RetailNext this week released its monthly Retail Performance Pulse for the retail month of December and the cumulative November through December holiday shopping season.


The week before Christmas was the strongest week for store performance with store sales increasing 6.5% for the week, year-over-year - Macy's


 
The report found that the average transaction value (ATV) was up 5.6% and sales per shopper metrics were up 3% despite a drop in December store sales and shopper traffic.

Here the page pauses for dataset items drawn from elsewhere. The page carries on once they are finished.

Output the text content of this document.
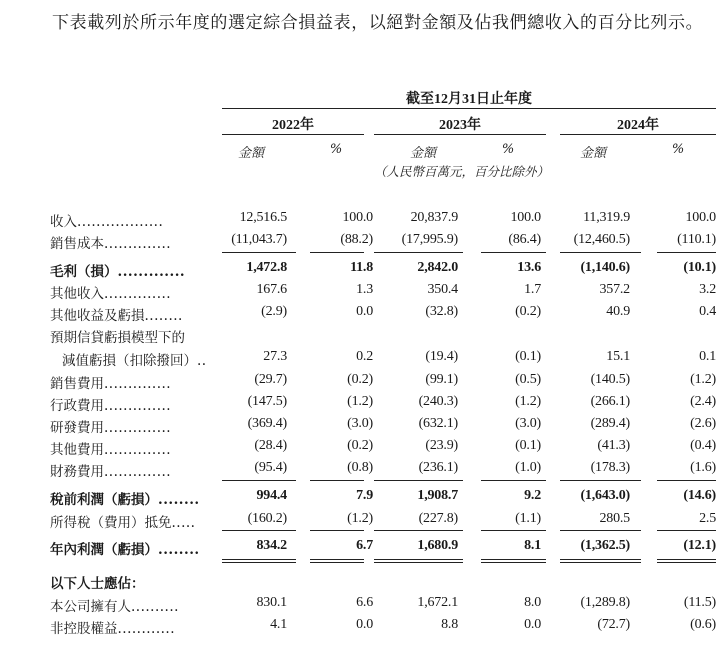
下表載列於所示年度的選定綜合損益表，以絕對金額及佔我們總收入的百分比列示。
截至12月31日止年度
2022年	2023年	2024年
金額	%	金額	%	金額	%
（人民幣百萬元，百分比除外）
收入..................	12,516.5	100.0	20,837.9	100.0	11,319.9	100.0
銷售成本..............	(11,043.7)	(88.2)	(17,995.9)	(86.4)	(12,460.5)	(110.1)
毛利（損）.............	1,472.8	11.8	2,842.0	13.6	(1,140.6)	(10.1)
其他收入..............	167.6	1.3	350.4	1.7	357.2	3.2
其他收益及虧損........	(2.9)	0.0	(32.8)	(0.2)	40.9	0.4
預期信貸虧損模型下的
減值虧損（扣除撥回）..	27.3	0.2	(19.4)	(0.1)	15.1	0.1
銷售費用..............	(29.7)	(0.2)	(99.1)	(0.5)	(140.5)	(1.2)
行政費用..............	(147.5)	(1.2)	(240.3)	(1.2)	(266.1)	(2.4)
研發費用..............	(369.4)	(3.0)	(632.1)	(3.0)	(289.4)	(2.6)
其他費用..............	(28.4)	(0.2)	(23.9)	(0.1)	(41.3)	(0.4)
財務費用..............	(95.4)	(0.8)	(236.1)	(1.0)	(178.3)	(1.6)
稅前利潤（虧損）........	994.4	7.9	1,908.7	9.2	(1,643.0)	(14.6)
所得稅（費用）抵免.....	(160.2)	(1.2)	(227.8)	(1.1)	280.5	2.5
年內利潤（虧損）........	834.2	6.7	1,680.9	8.1	(1,362.5)	(12.1)
以下人士應佔：
本公司擁有人..........	830.1	6.6	1,672.1	8.0	(1,289.8)	(11.5)
非控股權益............	4.1	0.0	8.8	0.0	(72.7)	(0.6)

Store sales and shopper traffic were down 10.7% and 13.4%, respectively, compared to last year. The week before Christmas was the strongest week for store performance with store sales increasing 6.5% for the week, year-over-year.
 
Brick-and-mortar sales for the combined months of November and December were down 9.9% on a 12.3% decline in store traffic, but ATV increased 4.8% and sales per shopper increased 2.7%.

"With the lingering effects of Election 2016 and the huge growth in online shopping, particularly through mobile touchpoints, retail store performance was expected to have a relatively slow start to the holiday season," said Bridget Johns, head of marketing and customer experience at RetailNext.

"However, store performance increased tremendously in the week leading up to Christmas Day and the start of Hanukkah, posting sizable year-over-year gains from holiday 2015."
 
A number of retailers were disappointed in the holiday sale season prompting many to reduce its fourth quarter and full year guidance. Macy’s, Kohl’s, JCPenney and Sears in particular had high expectations for the season, but reported less-than-stellar numbers. Kohl’s and G-III Apparel reduced their outlooks this week due to the holiday performance.
 
The Retail Performance Pulse report is consistent with numerous reports this season including one from NPD that reported holiday shopping to be down compared to 2015 and another report from ICSC that found spending to be above 2015.